Saya mengerti. Meskipun masih perawan (Saman, 2010: 4).

Esoknya dia telah menghilang. Barangkali ke lautan, barangkali ke


hutan, tempat para pemilik modal menambang uang dari minyak yang
ditimbun alam dalam lekuk-lekuk antiklinak. Barangkali ke sebuah rig
yang pernah saya datangi, tempat kami pertama bertemu, yang lautnya
membuat kita merasa akan tenggelam, dan bintang-bintang di langitnya
membuat kita merasa akan tersesat. Seperti saya tersesat akan mencari
jejaknya. Berbulan-bulan barangkali lima. Hingga suatu hari, tiba-tiba saja
dia kembali menelopon saya di tempat kerja (Saman, 2010: 5).
Kenapa kamu tidak pernah menelepon saya lagi, katanya. Saya mencoba
tapi kehilangan jejak, saya jawab. Saya masih di sini, terdengar suaranya.
Dan saya berdebar, entah kenapa, barangkali karena ia sedang di Jakarta
(Saman, 2010: 5).

Seorang laki-laki seperti diamestinya menikah dengan perawan yang


manis, tetapi dia mengawini seorang janda beranak satu, anak perempuan.
Suatu hari, di sebuah restoran, ketika kami sedang bertemu, dia seperti
mengeluh kepada saya. Saya tahu. Kamu akan menunggu sampai muncul
bayi lelaki? Ia menggeleng. Istriku, agaknya, tidak bisa hamil lagi. Lalu
dia bercerita tentang semacam kista yang mengganggu di kedua indung
telur istrinya. Saya Cuma menjawab: Oh (Saman, 2010: 26).

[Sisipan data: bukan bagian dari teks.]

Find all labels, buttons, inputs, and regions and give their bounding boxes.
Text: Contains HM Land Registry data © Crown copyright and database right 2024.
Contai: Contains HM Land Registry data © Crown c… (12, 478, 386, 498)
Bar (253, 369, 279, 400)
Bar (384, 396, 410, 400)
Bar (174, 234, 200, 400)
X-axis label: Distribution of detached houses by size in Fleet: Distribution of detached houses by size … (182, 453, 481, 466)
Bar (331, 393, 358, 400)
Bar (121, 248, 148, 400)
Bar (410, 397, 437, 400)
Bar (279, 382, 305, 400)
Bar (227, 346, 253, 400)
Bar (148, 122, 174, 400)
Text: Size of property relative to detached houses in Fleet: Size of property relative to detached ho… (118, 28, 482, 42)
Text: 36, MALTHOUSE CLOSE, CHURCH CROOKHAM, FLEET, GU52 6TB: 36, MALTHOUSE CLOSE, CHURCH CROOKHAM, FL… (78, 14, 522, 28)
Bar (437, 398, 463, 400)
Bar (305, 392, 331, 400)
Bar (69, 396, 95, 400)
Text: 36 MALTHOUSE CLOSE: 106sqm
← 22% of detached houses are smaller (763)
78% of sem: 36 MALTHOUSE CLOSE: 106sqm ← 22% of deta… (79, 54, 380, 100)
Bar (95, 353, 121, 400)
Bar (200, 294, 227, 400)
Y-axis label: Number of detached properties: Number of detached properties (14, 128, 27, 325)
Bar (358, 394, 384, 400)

Tapi aku tidak bisa menahan alasan untuk Laila memaafkan Sihar
terlalu cepat, seperti yang biasa ia lakukan di Jakarta. Seharusnya dia
memberi kabar. Kamu kan sudah kasihan alamatku. Apa susahnya
menelepon? (Saman, 2010: 124)
Tapi tidak. Laki-laki itu tidak menghilang begitu saja. Ia muncul tiba-
tiba, seperti bocah pemain layang-layang yang tahu bahwa angin barat
mulai surut dan kupu-kupu kertas itu perlu dihidupkan lewat gelasannya. Ia
akan menelepon lagi tatkala Laila telah gagal menghubunginya. Lalu
membikin janji bertemu, tetapi pada saat-saat akhir dibatalkan dengan
alasan yang selalu ada tiba-tiba. Lalu tertinggal temanku dengan kangen
yang telah disentuh hingga bangkit (Saman, 2010: 135).